Former deputy chief whip Kelly Tolhurst has been handed a newly created brief: the minister for schools and childhood.
The Department for Education has confirmed that the MP for Rochester and Strood will cover “strategy for schools, including standards and selection”.
She will also oversee special educational needs and disabilities (SEND), qualifications, and elements of the curriculum including relationships, sex and health education (RSHE) and personal, social, health and economic education (PSHE).
These are all briefs that were previously overseen by the minister for schools standards.
Jonathan Gullis, now serving in that position, has also seen a portfolio shake-up, with behaviour, attendance and exclusion added to his purview as well as school sport and the edtech sector.
Ms Tolhurst’s other areas are:
- Admissions and school transport
- Early years and childcare
- Children’s social care
- Children in care, children in need, child protection, adoption and care leavers
- Disadvantaged and vulnerable children
- Families, including family hubs and early childhood support
- Alternative provision
- School food, including free school meals
- Children and young people’s mental health, online safety and preventing bullying in schools
- Policy to protect against serious violence
Former school system minister Baroness Barran is now minister for the school and college system, retaining oversight of academies.
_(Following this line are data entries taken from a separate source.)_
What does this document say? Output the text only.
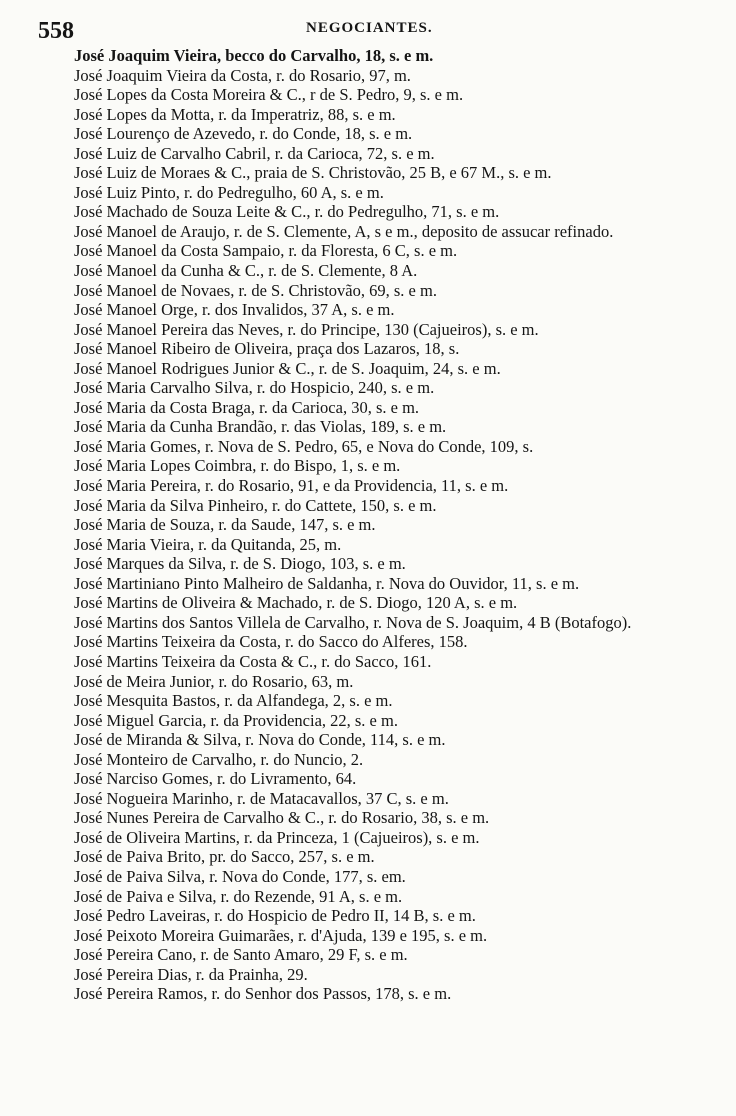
558	NEGOCIANTES.
José Joaquim Vieira, becco do Carvalho, 18, s. e m.
José Joaquim Vieira da Costa, r. do Rosario, 97, m.
José Lopes da Costa Moreira & C., r de S. Pedro, 9, s. e m.
José Lopes da Motta, r. da Imperatriz, 88, s. e m.
José Lourenço de Azevedo, r. do Conde, 18, s. e m.
José Luiz de Carvalho Cabril, r. da Carioca, 72, s. e m.
José Luiz de Moraes & C., praia de S. Christovão, 25 B, e 67 M., s. e m.
José Luiz Pinto, r. do Pedregulho, 60 A, s. e m.
José Machado de Souza Leite & C., r. do Pedregulho, 71, s. e m.
José Manoel de Araujo, r. de S. Clemente, A, s e m., deposito de assucar refinado.
José Manoel da Costa Sampaio, r. da Floresta, 6 C, s. e m.
José Manoel da Cunha & C., r. de S. Clemente, 8 A.
José Manoel de Novaes, r. de S. Christovão, 69, s. e m.
José Manoel Orge, r. dos Invalidos, 37 A, s. e m.
José Manoel Pereira das Neves, r. do Principe, 130 (Cajueiros), s. e m.
José Manoel Ribeiro de Oliveira, praça dos Lazaros, 18, s.
José Manoel Rodrigues Junior & C., r. de S. Joaquim, 24, s. e m.
José Maria Carvalho Silva, r. do Hospicio, 240, s. e m.
José Maria da Costa Braga, r. da Carioca, 30, s. e m.
José Maria da Cunha Brandão, r. das Violas, 189, s. e m.
José Maria Gomes, r. Nova de S. Pedro, 65, e Nova do Conde, 109, s.
José Maria Lopes Coimbra, r. do Bispo, 1, s. e m.
José Maria Pereira, r. do Rosario, 91, e da Providencia, 11, s. e m.
José Maria da Silva Pinheiro, r. do Cattete, 150, s. e m.
José Maria de Souza, r. da Saude, 147, s. e m.
José Maria Vieira, r. da Quitanda, 25, m.
José Marques da Silva, r. de S. Diogo, 103, s. e m.
José Martiniano Pinto Malheiro de Saldanha, r. Nova do Ouvidor, 11, s. e m.
José Martins de Oliveira & Machado, r. de S. Diogo, 120 A, s. e m.
José Martins dos Santos Villela de Carvalho, r. Nova de S. Joaquim, 4 B (Botafogo).
José Martins Teixeira da Costa, r. do Sacco do Alferes, 158.
José Martins Teixeira da Costa & C., r. do Sacco, 161.
José de Meira Junior, r. do Rosario, 63, m.
José Mesquita Bastos, r. da Alfandega, 2, s. e m.
José Miguel Garcia, r. da Providencia, 22, s. e m.
José de Miranda & Silva, r. Nova do Conde, 114, s. e m.
José Monteiro de Carvalho, r. do Nuncio, 2.
José Narciso Gomes, r. do Livramento, 64.
José Nogueira Marinho, r. de Matacavallos, 37 C, s. e m.
José Nunes Pereira de Carvalho & C., r. do Rosario, 38, s. e m.
José de Oliveira Martins, r. da Princeza, 1 (Cajueiros), s. e m.
José de Paiva Brito, pr. do Sacco, 257, s. e m.
José de Paiva Silva, r. Nova do Conde, 177, s. em.
José de Paiva e Silva, r. do Rezende, 91 A, s. e m.
José Pedro Laveiras, r. do Hospicio de Pedro II, 14 B, s. e m.
José Peixoto Moreira Guimarães, r. d'Ajuda, 139 e 195, s. e m.
José Pereira Cano, r. de Santo Amaro, 29 F, s. e m.
José Pereira Dias, r. da Prainha, 29.
José Pereira Ramos, r. do Senhor dos Passos, 178, s. e m.
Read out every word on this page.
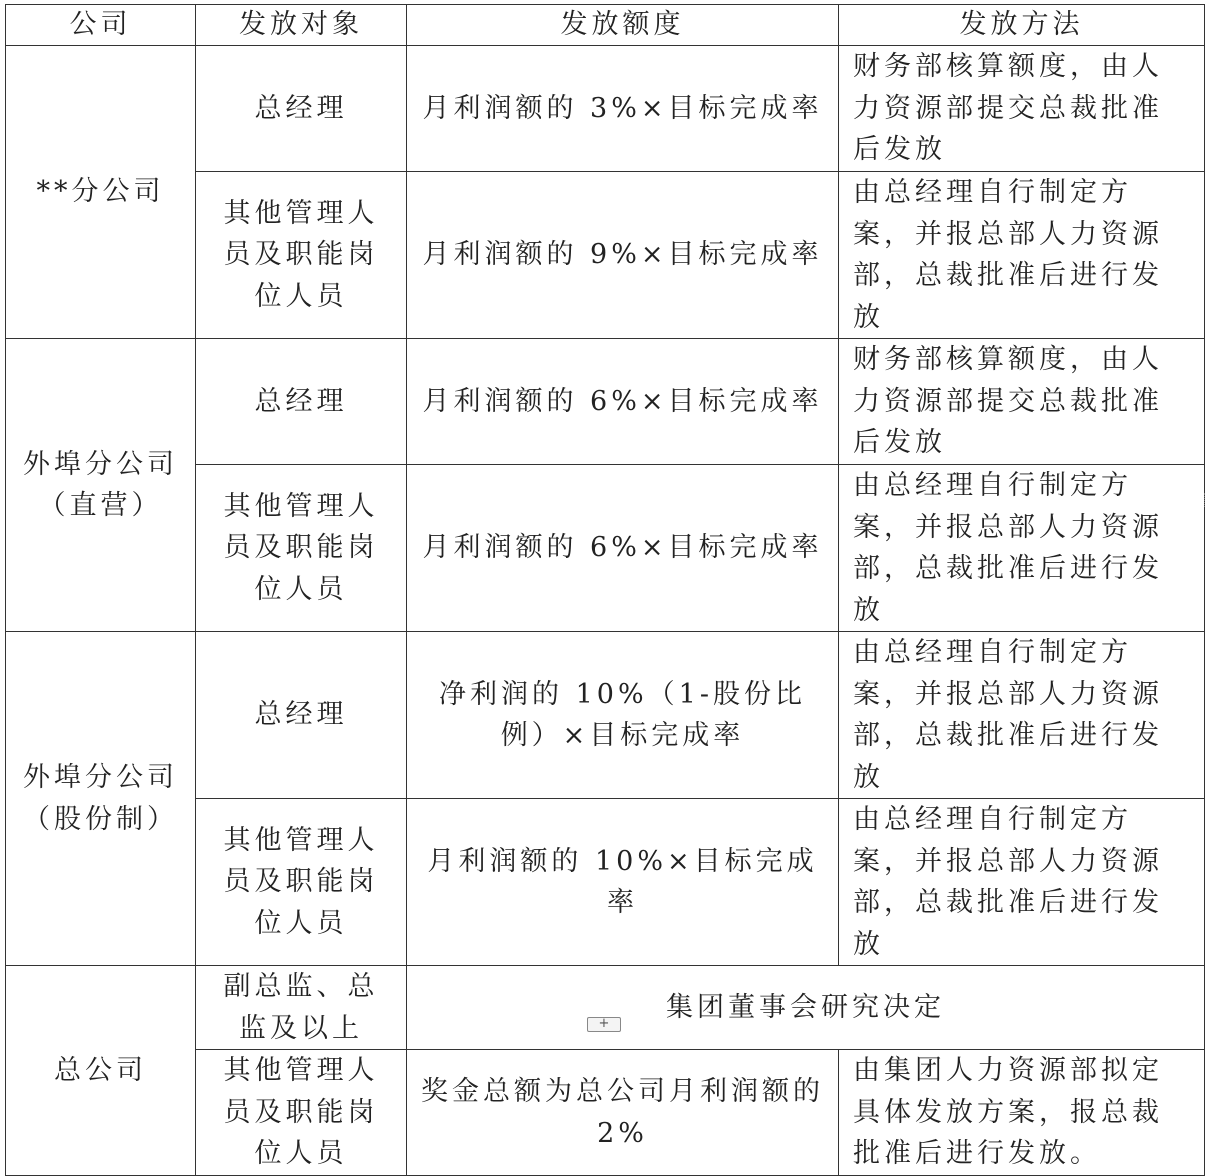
公司	发放对象	发放额度	发放方法
**分公司	总经理	月利润额的 3%×目标完成率	财务部核算额度，由人力资源部提交总裁批准后发放
	其他管理人员及职能岗位人员	月利润额的 9%×目标完成率	由总经理自行制定方案，并报总部人力资源部，总裁批准后进行发放
外埠分公司（直营）	总经理	月利润额的 6%×目标完成率	财务部核算额度，由人力资源部提交总裁批准后发放
	其他管理人员及职能岗位人员	月利润额的 6%×目标完成率	由总经理自行制定方案，并报总部人力资源部，总裁批准后进行发放
外埠分公司（股份制）	总经理	净利润的 10%（1-股份比例）×目标完成率	由总经理自行制定方案，并报总部人力资源部，总裁批准后进行发放
	其他管理人员及职能岗位人员	月利润额的 10%×目标完成率	由总经理自行制定方案，并报总部人力资源部，总裁批准后进行发放
总公司	副总监、总监及以上	集团董事会研究决定	
	其他管理人员及职能岗位人员	奖金总额为总公司月利润额的 2%	由集团人力资源部拟定具体发放方案，报总裁批准后进行发放。
+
Andrea Jenkyns is minister for skills, with responsibility for higher-education quality.
The appointment confirmations come nearly two weeks after school standards minister Jonathan Gullis announced his own appointment via his LinkedIn page.
Ms Tolhurst previously held junior ministerial positions in the Department for Transport and the Department for Levelling Up, Housing and Communities.
She was announced as part of Liz Truss’ education team on 7 September.
Ms Tolhurst grew up in Kent and attended a non-selective state school in the county.
She has previously shown support for grammar schools, a hot topic with the new prime minister’s administration, saying in 2018: “Grammars in Kent have worked and have done wonders for the education of many of our young people, and I am proud that family backgrounds have not been a restriction to learning.”